Table 6 Comparison between differential evolution method and our method for example 4.5

Example 4.6

[47] Consider the Poisson’s equation given by

$$\begin{aligned} u_{xx} + u_{yy} =(x^{2}+y^{2})e^{xy}, \quad \quad 0<x<2,0<y<1, \end{aligned}$$
(75)

with the boundary data \(u(0,y)=1\), \(u(x,0)=1\), \(u(x,1)=e^{x}\) and \(u(2,y)=e^{2y}\). The analytical solution to the problem is given by \(u(x,y)= e^{xy}\). Table 7 shows the relative \(l_2-\)errors and \(l_{\infty }-\)errors at different weights and different nodes 10, 20 and 40 respectively.

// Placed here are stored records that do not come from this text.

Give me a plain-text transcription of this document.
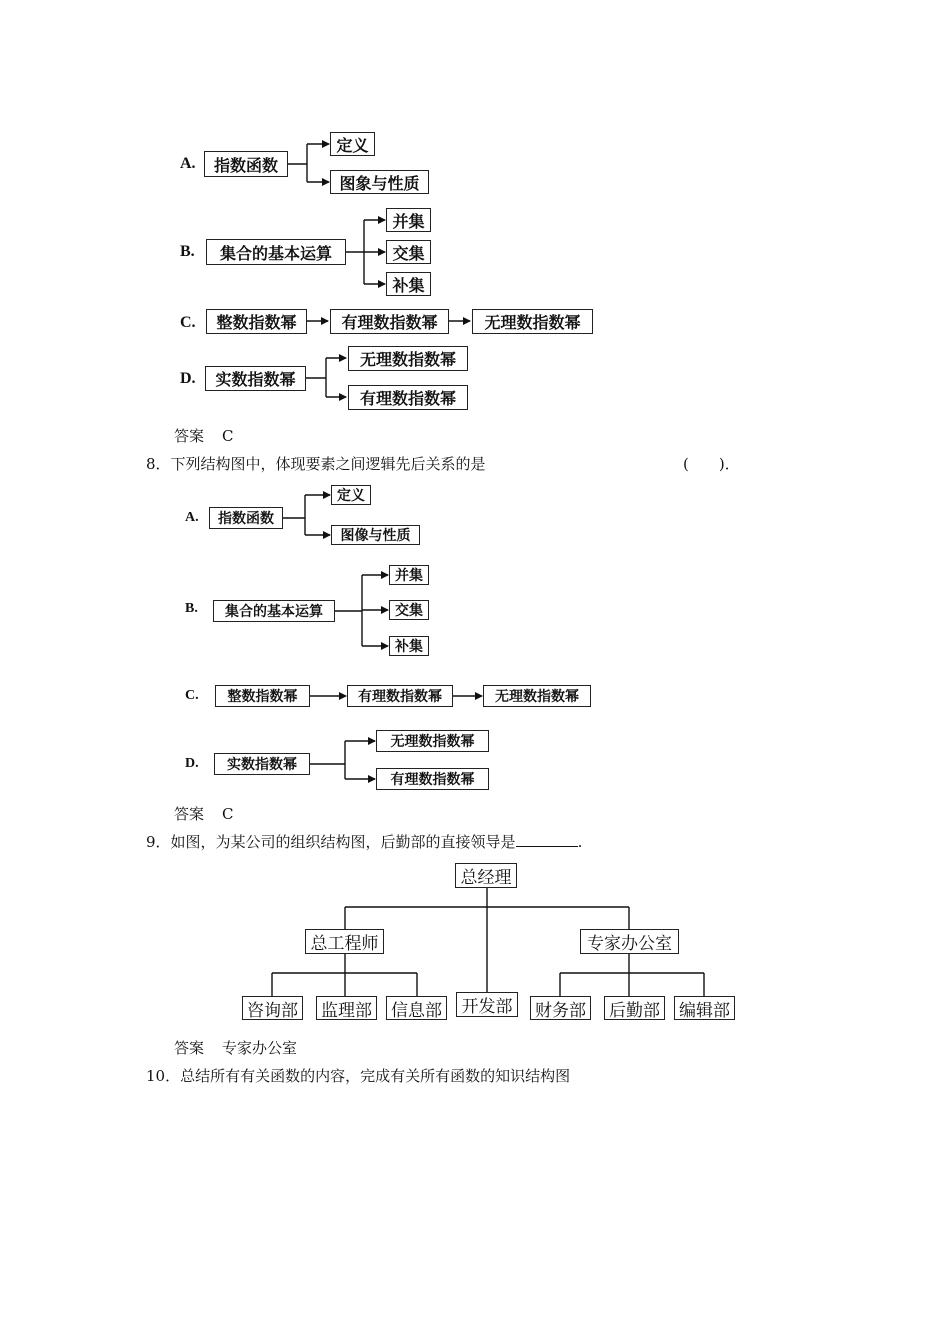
A.	指数函数
定义
图象与性质
B.	集合的基本运算
并集
交集
补集
C.	整数指数幂	有理数指数幂	无理数指数幂
D.	实数指数幂
无理数指数幂
有理数指数幂
答案 C
8．下列结构图中，体现要素之间逻辑先后关系的是	(　　)．
A.	指数函数
定义
图像与性质
B.	集合的基本运算
并集
交集
补集
C.	整数指数幂	有理数指数幂	无理数指数幂
D.	实数指数幂
无理数指数幂
有理数指数幂
答案 C
9．如图，为某公司的组织结构图，后勤部的直接领导是	.
总经理
总工程师	专家办公室
开发部
咨询部 监理部 信息部	财务部 后勤部 编辑部
答案 专家办公室
10．总结所有有关函数的内容，完成有关所有函数的知识结构图
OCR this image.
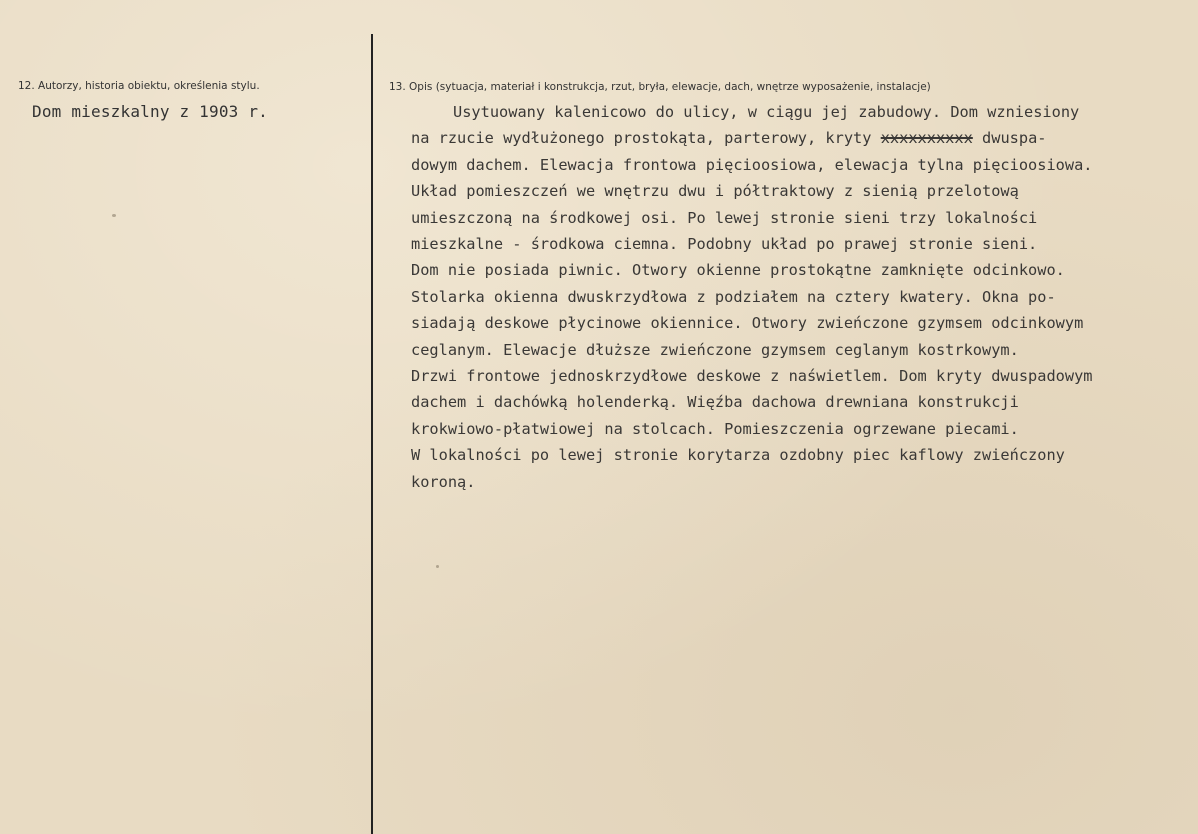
12. Autorzy, historia obiektu, określenia stylu.
Dom mieszkalny z 1903 r.
13. Opis (sytuacja, materiał i konstrukcja, rzut, bryła, elewacje, dach, wnętrze wyposażenie, instalacje)
Usytuowany kalenicowo do ulicy, w ciągu jej zabudowy. Dom wzniesiony
na rzucie wydłużonego prostokąta, parterowy, kryty xxxxxxxxxx dwuspa-
dowym dachem. Elewacja frontowa pięcioosiowa, elewacja tylna pięcioosiowa.
Układ pomieszczeń we wnętrzu dwu i półtraktowy z sienią przelotową
umieszczoną na środkowej osi. Po lewej stronie sieni trzy lokalności
mieszkalne - środkowa ciemna. Podobny układ po prawej stronie sieni.
Dom nie posiada piwnic. Otwory okienne prostokątne zamknięte odcinkowo.
Stolarka okienna dwuskrzydłowa z podziałem na cztery kwatery. Okna po-
siadają deskowe płycinowe okiennice. Otwory zwieńczone gzymsem odcinkowym
ceglanym. Elewacje dłuższe zwieńczone gzymsem ceglanym kostrkowym.
Drzwi frontowe jednoskrzydłowe deskowe z naświetlem. Dom kryty dwuspadowym
dachem i dachówką holenderką. Więźba dachowa drewniana konstrukcji
krokwiowo-płatwiowej na stolcach. Pomieszczenia ogrzewane piecami.
W lokalności po lewej stronie korytarza ozdobny piec kaflowy zwieńczony
koroną.
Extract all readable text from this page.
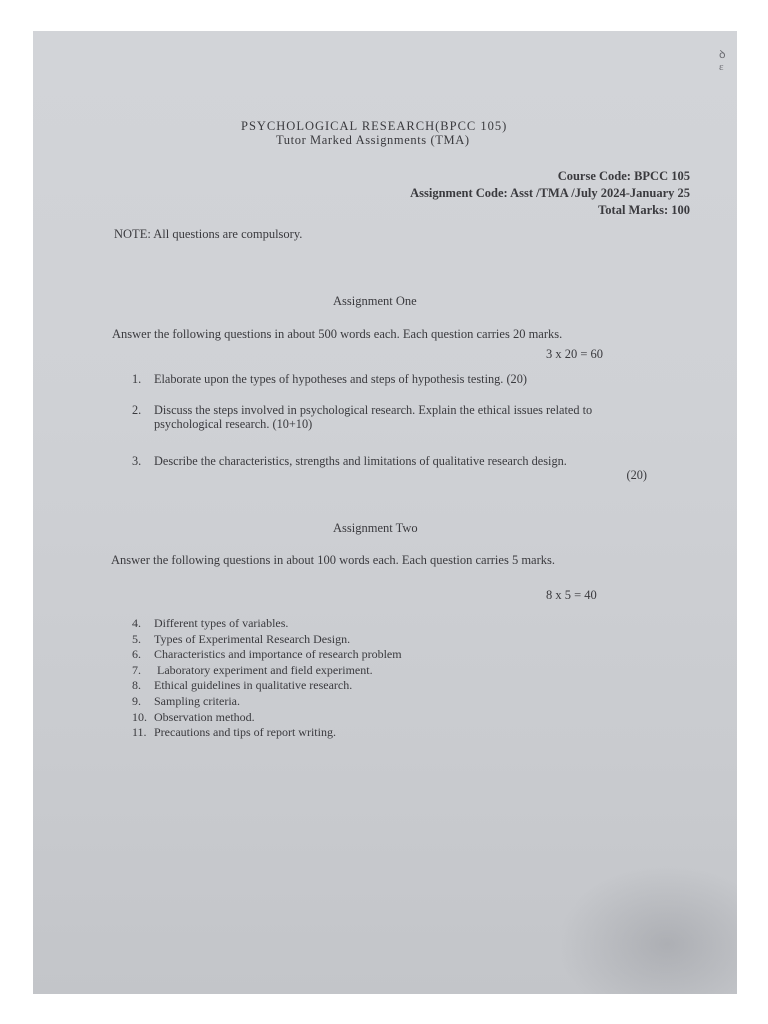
ꝺ
ɛ
PSYCHOLOGICAL RESEARCH(BPCC 105)
Tutor Marked Assignments (TMA)
Course Code: BPCC 105
Assignment Code: Asst /TMA /July 2024-January 25
Total Marks: 100
NOTE: All questions are compulsory.
Assignment One
Answer the following questions in about 500 words each. Each question carries 20 marks.
3 x 20 = 60
1.	Elaborate upon the types of hypotheses and steps of hypothesis testing. (20)
2.	Discuss the steps involved in psychological research. Explain the ethical issues related to psychological research. (10+10)
3.	Describe the characteristics, strengths and limitations of qualitative research design.
(20)
Assignment Two
Answer the following questions in about 100 words each. Each question carries 5 marks.
8 x 5 = 40
4. Different types of variables.
5. Types of Experimental Research Design.
6. Characteristics and importance of research problem
7. Laboratory experiment and field experiment.
8. Ethical guidelines in qualitative research.
9. Sampling criteria.
10. Observation method.
11. Precautions and tips of report writing.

Table 7 Solution error for Example 4.6
Fig. 2
figure 2

Exact and approximate solution plot at different values of weights for Example 4.1

Fig. 3
figure 3

Log log plot for error vs number of grid points

5 Conclusion

Understanding why neural networks with some specific structure work better in a few places of the solution domain and not so well in other places is important for training the network well. Here we construct a network that automatically meets the boundary data, which reduces the cost of training the network on the boundary and gives the exact value at the boundary. We then introduce a loss term where the network tries to fit the derivative of the differential equation; this helps the network in problems where the derivative is steep (see Burger’s equation). Adding the loss component raises the back-propagated derivatives of the neural network with respect to its parameters, which causes the weights to change with each iteration rapidly. We look at this problem through the lens of NTK and then see that this problem can be solved just by adjusting the weights of each loss term. Results show that increasing the weight of the loss term containing the residual of the differential equation and decreasing the weight of the loss term containing the residual of the gradient of the differential equation helps in better solutions. The proposed method can be deployed on different network architectures as each of them might have another problem with training and can be seen easily with the help of NTK.